The fantasy of a personal flying machine is lurching toward reality, as companies ready vertical-takeoff aircraft for market, and information technology endows planes with the ability to fly themselves.

By David Louis Dreier MIT Enterprise Technology Review

“I’ve been lecturing on this subject for about a decade and a half,” says Dennis Bushnell, chief scientist at NASA’s Langley Research Center, “and at the end of every talk, people ask me two main questions: Where can I buy one; and where can I get a franchise to sell them?”

“These things” are aircars—a.k.a. flying cars or personal VTOL (vertical-take-off-and-landing) aircraft. and many people do want them.
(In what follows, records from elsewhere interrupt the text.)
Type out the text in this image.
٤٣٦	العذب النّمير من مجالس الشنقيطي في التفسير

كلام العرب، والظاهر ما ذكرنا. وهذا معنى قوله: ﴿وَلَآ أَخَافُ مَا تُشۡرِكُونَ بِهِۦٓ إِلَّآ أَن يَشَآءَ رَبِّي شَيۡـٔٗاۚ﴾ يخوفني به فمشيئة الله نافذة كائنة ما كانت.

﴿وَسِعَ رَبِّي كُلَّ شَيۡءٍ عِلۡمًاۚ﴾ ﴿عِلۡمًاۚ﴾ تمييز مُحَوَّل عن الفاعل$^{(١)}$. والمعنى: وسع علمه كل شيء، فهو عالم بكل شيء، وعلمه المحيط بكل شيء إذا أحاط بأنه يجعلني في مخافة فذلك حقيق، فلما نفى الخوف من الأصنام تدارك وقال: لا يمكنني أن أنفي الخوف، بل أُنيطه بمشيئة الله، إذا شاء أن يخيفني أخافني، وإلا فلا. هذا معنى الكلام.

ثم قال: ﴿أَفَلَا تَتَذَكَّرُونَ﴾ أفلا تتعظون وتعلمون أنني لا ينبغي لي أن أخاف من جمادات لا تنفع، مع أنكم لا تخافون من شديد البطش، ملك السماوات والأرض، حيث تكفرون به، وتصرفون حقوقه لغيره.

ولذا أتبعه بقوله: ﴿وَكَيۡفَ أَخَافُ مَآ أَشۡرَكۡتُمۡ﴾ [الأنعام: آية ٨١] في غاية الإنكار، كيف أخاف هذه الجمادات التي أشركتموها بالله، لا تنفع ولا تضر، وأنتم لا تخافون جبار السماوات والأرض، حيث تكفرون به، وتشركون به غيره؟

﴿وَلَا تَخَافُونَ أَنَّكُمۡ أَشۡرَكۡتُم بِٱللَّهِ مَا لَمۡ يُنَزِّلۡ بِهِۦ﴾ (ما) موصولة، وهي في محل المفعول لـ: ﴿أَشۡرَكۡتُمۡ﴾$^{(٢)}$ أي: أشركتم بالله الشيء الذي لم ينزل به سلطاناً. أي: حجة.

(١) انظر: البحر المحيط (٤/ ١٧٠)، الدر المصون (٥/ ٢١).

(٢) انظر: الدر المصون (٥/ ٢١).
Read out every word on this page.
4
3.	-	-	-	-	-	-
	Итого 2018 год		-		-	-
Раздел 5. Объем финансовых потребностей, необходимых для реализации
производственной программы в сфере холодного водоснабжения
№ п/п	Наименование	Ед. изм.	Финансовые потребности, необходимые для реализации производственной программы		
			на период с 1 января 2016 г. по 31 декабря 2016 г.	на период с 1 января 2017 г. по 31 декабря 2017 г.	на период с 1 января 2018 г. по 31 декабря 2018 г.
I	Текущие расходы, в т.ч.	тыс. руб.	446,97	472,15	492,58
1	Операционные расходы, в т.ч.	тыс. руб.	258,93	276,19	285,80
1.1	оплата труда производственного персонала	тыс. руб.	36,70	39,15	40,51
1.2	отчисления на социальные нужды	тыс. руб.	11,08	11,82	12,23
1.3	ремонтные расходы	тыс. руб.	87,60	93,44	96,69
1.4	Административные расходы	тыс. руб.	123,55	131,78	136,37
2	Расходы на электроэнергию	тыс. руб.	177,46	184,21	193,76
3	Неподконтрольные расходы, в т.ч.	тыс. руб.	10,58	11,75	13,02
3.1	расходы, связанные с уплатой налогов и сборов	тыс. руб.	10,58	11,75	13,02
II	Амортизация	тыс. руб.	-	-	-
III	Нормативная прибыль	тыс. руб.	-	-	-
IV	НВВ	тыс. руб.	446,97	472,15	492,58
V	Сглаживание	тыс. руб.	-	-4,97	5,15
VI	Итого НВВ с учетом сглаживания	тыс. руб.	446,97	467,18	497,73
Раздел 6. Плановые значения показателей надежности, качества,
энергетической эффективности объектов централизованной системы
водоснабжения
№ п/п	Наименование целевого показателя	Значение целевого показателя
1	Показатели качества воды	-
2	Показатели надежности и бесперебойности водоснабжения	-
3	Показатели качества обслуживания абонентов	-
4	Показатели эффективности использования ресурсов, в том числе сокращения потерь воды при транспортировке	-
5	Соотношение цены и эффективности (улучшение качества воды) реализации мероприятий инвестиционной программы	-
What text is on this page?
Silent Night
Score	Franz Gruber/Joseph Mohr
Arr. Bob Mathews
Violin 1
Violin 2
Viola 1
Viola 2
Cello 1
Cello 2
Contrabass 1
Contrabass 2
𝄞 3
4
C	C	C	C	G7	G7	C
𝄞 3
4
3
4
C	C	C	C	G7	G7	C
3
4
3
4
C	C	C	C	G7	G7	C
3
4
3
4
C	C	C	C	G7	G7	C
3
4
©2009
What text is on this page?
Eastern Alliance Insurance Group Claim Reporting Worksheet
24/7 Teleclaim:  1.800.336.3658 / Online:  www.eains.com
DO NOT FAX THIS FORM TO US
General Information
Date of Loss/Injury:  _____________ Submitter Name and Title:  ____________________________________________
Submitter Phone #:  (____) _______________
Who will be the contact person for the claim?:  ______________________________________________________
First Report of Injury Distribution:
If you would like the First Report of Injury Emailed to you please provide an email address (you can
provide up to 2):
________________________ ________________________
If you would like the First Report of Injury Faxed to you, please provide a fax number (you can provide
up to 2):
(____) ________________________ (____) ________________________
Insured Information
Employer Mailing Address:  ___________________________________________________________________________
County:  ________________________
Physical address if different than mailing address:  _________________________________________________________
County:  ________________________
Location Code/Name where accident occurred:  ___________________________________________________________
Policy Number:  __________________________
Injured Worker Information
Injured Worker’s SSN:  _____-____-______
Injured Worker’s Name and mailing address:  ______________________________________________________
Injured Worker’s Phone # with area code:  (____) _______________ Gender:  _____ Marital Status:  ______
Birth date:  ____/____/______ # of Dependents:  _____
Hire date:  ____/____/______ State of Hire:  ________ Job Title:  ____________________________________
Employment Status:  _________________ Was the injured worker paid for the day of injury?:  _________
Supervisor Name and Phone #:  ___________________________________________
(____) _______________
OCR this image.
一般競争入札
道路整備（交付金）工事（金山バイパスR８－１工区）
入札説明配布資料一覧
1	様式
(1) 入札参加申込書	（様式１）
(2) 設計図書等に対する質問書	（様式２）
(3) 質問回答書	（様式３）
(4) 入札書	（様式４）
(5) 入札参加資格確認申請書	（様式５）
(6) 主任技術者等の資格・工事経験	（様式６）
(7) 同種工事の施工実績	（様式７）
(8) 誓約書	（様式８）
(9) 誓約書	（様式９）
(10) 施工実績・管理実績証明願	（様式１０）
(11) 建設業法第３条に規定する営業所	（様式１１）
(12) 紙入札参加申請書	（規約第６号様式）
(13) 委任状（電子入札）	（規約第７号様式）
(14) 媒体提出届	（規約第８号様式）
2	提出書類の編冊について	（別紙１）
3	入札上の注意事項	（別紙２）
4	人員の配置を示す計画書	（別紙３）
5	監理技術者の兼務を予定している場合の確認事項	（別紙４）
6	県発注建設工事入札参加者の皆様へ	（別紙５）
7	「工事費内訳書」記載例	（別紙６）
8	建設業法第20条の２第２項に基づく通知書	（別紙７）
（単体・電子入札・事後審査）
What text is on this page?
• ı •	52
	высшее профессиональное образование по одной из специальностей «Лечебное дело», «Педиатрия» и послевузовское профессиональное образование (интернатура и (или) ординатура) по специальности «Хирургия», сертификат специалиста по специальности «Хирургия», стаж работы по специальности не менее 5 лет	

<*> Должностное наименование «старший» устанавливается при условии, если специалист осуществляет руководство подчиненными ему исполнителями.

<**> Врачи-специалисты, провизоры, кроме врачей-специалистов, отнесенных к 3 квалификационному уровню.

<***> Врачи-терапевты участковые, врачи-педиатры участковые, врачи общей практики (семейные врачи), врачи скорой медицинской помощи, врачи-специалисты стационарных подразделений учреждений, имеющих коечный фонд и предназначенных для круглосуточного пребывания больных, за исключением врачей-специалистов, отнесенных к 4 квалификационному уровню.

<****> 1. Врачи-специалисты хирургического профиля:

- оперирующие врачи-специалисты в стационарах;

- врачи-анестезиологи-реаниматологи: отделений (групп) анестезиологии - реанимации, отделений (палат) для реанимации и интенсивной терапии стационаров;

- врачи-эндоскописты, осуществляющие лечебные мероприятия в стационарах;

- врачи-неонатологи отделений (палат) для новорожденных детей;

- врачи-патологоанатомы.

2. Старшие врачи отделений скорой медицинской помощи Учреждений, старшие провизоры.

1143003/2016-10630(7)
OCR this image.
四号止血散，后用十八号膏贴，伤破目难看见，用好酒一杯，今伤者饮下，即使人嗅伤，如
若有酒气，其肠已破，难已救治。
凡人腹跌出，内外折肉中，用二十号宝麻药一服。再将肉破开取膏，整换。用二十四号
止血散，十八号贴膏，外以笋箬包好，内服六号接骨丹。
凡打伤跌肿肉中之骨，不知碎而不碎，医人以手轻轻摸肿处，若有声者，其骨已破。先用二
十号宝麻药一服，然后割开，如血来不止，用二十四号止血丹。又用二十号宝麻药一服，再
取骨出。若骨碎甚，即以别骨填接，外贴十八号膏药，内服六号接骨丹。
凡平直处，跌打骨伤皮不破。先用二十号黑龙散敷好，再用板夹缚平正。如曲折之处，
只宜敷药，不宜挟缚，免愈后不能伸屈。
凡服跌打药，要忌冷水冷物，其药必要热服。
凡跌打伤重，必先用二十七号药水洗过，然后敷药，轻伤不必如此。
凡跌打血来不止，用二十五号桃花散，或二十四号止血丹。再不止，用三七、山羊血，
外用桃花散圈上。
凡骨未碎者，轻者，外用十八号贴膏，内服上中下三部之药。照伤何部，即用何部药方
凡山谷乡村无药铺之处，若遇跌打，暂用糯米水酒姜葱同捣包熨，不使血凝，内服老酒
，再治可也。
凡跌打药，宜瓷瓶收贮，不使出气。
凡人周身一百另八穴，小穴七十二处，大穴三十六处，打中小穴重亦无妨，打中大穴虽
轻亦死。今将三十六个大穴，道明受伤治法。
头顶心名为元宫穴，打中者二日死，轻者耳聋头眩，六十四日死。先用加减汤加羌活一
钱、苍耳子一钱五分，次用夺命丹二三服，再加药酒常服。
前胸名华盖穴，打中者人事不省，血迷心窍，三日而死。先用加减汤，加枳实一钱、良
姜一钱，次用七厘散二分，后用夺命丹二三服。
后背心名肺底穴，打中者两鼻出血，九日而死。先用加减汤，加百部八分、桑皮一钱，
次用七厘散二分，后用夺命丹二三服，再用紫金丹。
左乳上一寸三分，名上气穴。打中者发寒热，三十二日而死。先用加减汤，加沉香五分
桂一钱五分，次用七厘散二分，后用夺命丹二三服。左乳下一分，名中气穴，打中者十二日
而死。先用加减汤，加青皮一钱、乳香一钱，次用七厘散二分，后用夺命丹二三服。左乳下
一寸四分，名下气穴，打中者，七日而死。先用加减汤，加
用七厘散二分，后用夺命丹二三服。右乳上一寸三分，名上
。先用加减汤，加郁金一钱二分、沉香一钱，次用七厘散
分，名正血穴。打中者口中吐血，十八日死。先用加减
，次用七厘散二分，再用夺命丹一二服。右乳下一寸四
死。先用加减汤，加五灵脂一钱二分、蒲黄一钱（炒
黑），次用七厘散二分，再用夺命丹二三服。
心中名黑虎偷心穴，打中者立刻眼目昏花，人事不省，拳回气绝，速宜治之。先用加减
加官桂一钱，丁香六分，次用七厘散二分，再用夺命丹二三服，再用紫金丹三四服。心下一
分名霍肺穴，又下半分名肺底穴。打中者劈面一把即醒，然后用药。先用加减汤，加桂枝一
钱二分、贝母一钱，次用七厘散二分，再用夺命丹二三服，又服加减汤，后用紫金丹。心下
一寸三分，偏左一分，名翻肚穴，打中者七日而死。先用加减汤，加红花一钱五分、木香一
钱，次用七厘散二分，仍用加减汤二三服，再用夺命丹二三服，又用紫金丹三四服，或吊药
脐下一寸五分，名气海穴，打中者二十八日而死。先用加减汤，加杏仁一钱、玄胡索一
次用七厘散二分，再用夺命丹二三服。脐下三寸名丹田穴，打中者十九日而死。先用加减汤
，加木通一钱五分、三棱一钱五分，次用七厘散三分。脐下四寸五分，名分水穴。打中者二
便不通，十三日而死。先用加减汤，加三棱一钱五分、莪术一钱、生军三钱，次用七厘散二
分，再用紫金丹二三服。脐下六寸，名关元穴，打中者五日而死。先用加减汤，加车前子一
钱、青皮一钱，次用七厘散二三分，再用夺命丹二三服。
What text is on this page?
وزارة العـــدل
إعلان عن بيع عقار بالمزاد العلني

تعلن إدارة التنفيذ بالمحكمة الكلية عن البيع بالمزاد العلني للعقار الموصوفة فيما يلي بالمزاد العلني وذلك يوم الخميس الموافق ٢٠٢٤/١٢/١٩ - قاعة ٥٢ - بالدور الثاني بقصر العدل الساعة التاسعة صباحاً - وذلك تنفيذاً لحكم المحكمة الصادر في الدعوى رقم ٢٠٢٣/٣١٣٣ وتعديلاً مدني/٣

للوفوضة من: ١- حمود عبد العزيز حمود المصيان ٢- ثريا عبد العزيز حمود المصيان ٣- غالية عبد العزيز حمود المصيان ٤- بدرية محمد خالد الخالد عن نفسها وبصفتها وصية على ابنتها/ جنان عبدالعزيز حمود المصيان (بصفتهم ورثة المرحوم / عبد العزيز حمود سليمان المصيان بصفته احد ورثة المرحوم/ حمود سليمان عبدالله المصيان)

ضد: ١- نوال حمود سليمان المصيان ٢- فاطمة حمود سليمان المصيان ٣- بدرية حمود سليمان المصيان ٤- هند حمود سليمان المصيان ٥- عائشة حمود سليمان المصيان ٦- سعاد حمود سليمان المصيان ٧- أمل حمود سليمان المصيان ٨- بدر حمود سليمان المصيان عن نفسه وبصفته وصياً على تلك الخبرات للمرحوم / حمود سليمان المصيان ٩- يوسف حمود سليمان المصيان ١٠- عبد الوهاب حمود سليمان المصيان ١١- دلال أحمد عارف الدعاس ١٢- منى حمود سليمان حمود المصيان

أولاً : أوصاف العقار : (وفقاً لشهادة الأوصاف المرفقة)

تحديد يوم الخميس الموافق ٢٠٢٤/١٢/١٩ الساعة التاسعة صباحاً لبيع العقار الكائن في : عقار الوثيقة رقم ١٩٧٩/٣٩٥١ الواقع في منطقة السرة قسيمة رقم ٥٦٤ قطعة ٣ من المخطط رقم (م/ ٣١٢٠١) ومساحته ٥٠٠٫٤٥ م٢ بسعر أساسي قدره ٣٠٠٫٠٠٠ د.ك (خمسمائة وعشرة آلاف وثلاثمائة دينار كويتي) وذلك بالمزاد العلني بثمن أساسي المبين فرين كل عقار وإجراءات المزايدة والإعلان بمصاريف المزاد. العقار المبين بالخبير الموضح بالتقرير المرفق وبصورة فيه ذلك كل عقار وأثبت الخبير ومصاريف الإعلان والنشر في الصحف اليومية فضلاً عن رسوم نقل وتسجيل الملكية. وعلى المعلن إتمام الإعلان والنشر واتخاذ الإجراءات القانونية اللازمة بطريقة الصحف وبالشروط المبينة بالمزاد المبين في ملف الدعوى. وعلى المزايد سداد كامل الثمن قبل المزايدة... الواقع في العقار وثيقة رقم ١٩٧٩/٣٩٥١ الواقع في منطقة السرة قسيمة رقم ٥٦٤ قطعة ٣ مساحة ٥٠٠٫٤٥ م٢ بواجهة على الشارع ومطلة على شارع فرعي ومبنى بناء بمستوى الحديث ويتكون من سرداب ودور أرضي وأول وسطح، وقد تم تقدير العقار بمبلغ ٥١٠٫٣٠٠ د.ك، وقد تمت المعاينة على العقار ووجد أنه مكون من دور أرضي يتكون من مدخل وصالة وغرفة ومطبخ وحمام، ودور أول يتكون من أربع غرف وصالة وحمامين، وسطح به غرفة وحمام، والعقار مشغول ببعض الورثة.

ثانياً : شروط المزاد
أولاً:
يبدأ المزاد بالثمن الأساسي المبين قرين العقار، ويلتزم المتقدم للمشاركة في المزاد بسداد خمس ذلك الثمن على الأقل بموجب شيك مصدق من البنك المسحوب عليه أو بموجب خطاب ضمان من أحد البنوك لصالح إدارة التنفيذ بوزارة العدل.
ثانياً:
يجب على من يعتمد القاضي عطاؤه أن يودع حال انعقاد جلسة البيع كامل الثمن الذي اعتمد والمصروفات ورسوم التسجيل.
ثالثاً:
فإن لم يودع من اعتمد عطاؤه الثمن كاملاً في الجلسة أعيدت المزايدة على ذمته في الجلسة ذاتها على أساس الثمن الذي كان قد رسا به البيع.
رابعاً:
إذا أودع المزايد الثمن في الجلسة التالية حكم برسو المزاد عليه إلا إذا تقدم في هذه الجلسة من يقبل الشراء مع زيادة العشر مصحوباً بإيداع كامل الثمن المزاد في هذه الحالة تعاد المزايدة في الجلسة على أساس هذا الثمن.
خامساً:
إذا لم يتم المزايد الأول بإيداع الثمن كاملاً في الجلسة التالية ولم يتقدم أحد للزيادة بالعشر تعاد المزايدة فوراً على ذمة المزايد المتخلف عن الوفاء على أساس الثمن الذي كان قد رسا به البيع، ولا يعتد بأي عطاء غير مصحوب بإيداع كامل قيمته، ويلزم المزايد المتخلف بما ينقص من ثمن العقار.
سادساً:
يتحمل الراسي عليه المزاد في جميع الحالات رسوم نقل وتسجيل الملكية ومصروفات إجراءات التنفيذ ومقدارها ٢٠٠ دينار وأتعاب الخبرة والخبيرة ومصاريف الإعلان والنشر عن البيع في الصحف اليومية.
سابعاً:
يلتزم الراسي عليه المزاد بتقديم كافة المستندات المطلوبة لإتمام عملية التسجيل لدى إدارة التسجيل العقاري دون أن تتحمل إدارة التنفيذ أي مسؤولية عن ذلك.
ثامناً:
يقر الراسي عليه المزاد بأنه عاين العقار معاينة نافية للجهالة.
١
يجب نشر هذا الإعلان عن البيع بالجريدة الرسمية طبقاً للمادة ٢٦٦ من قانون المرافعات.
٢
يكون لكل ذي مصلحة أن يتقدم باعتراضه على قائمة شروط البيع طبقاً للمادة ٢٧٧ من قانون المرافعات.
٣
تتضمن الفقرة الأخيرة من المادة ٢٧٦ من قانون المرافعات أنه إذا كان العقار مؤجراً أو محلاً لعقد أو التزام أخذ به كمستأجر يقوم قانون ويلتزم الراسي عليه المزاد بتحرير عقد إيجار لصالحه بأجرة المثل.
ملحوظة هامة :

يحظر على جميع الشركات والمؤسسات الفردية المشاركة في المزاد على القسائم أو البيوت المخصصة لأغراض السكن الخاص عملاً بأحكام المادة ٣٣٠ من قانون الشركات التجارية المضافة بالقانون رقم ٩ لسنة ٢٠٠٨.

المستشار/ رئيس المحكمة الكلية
What could be a more appealing vision of the world of tomorrow that stepping into one’s own flying machine and heading off into the wild blue yonder?

This vision could be realized sooner than you think. The technology of personal VTOL transportation is "expanding and will soon be exploding," says Bushnell, with at least a dozen individuals and groups in the United States now competing to produce a safe, dependable aircar. The U.S. Army and Navy are developing aircar-type vehicles for military applications, and a NASA researcher has also been working on a design. Most of the action seems to be in the United States, though at least one foreign company—Urban Aeronautics in Israel—is also in the race. These aircraft, Bushnell contends, are "not only feasible but inevitable."

The development of aircars stems from a confluence of need, desire, and enabling technology. To gauge the need, one need look no further than our automobile-choked roadways. “Building virtual ‘highways in the sky’ would be a modest technical achievement in the almost unused airspace above us,” insists Paul Moller, a California aeronautical engineer who thinks the automobile has had its day and has been working for many years to develop a flying car.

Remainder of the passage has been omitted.